Atlantica, operadora das redes Hilton e Radisson, vai inaugurar 22 hotéis no próximo ano

Atlantica, operadora das redes Hilton e Radisson, vai inaugurar 22 hotéis no próximo ano

Circe Bonatelli

21 de dezembro de 2021 | 05h00

 

Hilton Garden Inn Rebouças

Hilton Garden Inn Rebouças, administrador pela Atlantica Hotels. Crédito: Divulgação

A Atlantica Hotels, que trabalha com as marcas Hilton, Radisson, Confort, Quality, Go Inn, entre outros, planeja inaugurar 22 hotéis no ano que vem. Só neste ano foram 17 aberturas, de um total de 25 programadas. Algumas unidades escorregaram para os meses seguintes, mas os preparativos seguem de pé.

O número elevado de negócios dá a impressão que o setor hoteleiro não vive uma crise profunda. Mas vive. As inaugurações recentes são projetos que estavam em andamento antes da chegada da pandemia. Por sua vez, as próximas aberturas estão mais ligadas à visão de que o pior já ficou para trás, e que o mercado continua atrativo no longo prazo.

“Estamos saindo de quase dois anos terríveis para o setor, mas não mudamos nossa visão de longo prazo para o mercado brasileiro”, afirma o presidente da companhia, Eduardo Giestas, em entrevista exclusiva ao Broadcast. “O Brasil ainda tem poucos hotéis de qualidade per capita em comparação com países vizinhos. Então continuamos apostando.”

A meta da Atlantica Hotels é atingir 40 mil quartos em 2025. A companhia está fechando 2021 com 27,4 mil quartos em 165 hotéis. Trata-se da segunda maior rede no Brasil, atrás apenas da Accor – dona de marcas como Ibis, Novotel, Mercure – com 340 empreendimentos.

A receita da Atlantica em 2021 vai crescer 40% ante 2020 – quando os empreendimentos ficaram fechados pela maior parte do ano -, mas ainda ficará 30% abaixo de 2019, período pré-pandemia.

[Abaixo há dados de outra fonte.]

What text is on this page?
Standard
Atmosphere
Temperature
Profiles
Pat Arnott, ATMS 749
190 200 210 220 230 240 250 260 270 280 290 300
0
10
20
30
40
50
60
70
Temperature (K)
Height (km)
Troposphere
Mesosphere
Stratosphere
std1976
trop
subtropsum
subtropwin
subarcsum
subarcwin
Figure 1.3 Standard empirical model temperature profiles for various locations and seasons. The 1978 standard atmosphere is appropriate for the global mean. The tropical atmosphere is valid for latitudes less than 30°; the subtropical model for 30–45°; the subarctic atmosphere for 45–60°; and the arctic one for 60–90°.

A notícia positiva é que o movimento de volta dos hóspedes desde o começo do semestre é crescente. A ocupação da rede nesta reta final de 2021 está em torno de 58% dos quartos, patamar próximo à média histórica de 65%. Para Giestas, há demanda reprimida por lazer, após as pessoas passarem vários meses dentro de casa. O dólar alto e as restrições a viagens internacionais também têm impulsionado o turismo dentro do Brasil.

Ano Novo

Nem mesmo o cancelamento das festas de réveillon em diversas capitais afastou os hóspedes. “Mesmo com a suspensão dos eventos, as pessoas estão mantendo suas viagens e procurando atividades alternativas para a virada do ano”, diz Giestas.

Os resultados da Atlantica só não estão melhores porque a recuperação da hotelaria em São Paulo está lenta. As viagens à capital paulista são relacionadas ao mundo dos negócios e a grandes eventos, que só começaram a acontecer presencialmente neste fim de ano.

A companhia não trabalha, até o momento, com perspectiva de uma terceira onda de covid-19 com restrições severas da mobilidade, como ocorreu no começo de 2021. Dada a vacinação avançada, a hipótese de novos lockdowns foi cortada do cenário-base, embora a direção esteja atenta ao comportamento da variante ômicron.

A principal preocupação para 2022 é o preço da diária. Em termos nominais, o valor cobrado é praticamente o mesmo de 2019, o que implica em compressão de margens, já que subiram os custos de mão-de-obra, energia e alimentos, entre outros itens. É necessário reajustar as diárias em torno de 12% a 15%, tarefa nada fácil em meio à piora da economia brasileira. “Vamos buscar recuperar a inflação acumulada nesses dois anos, que é muito alta”, afirma.

 

Correção às 9h10 de 21/12/2021: A Atlantica é administradora das marcas Hilton e Radisson, entre outras, e não dona dessas bandeiras como havia informado erroneamente o título.

 

Esta reportagem foi publicada no Broadcast+ no dia 17/12, às 10h49.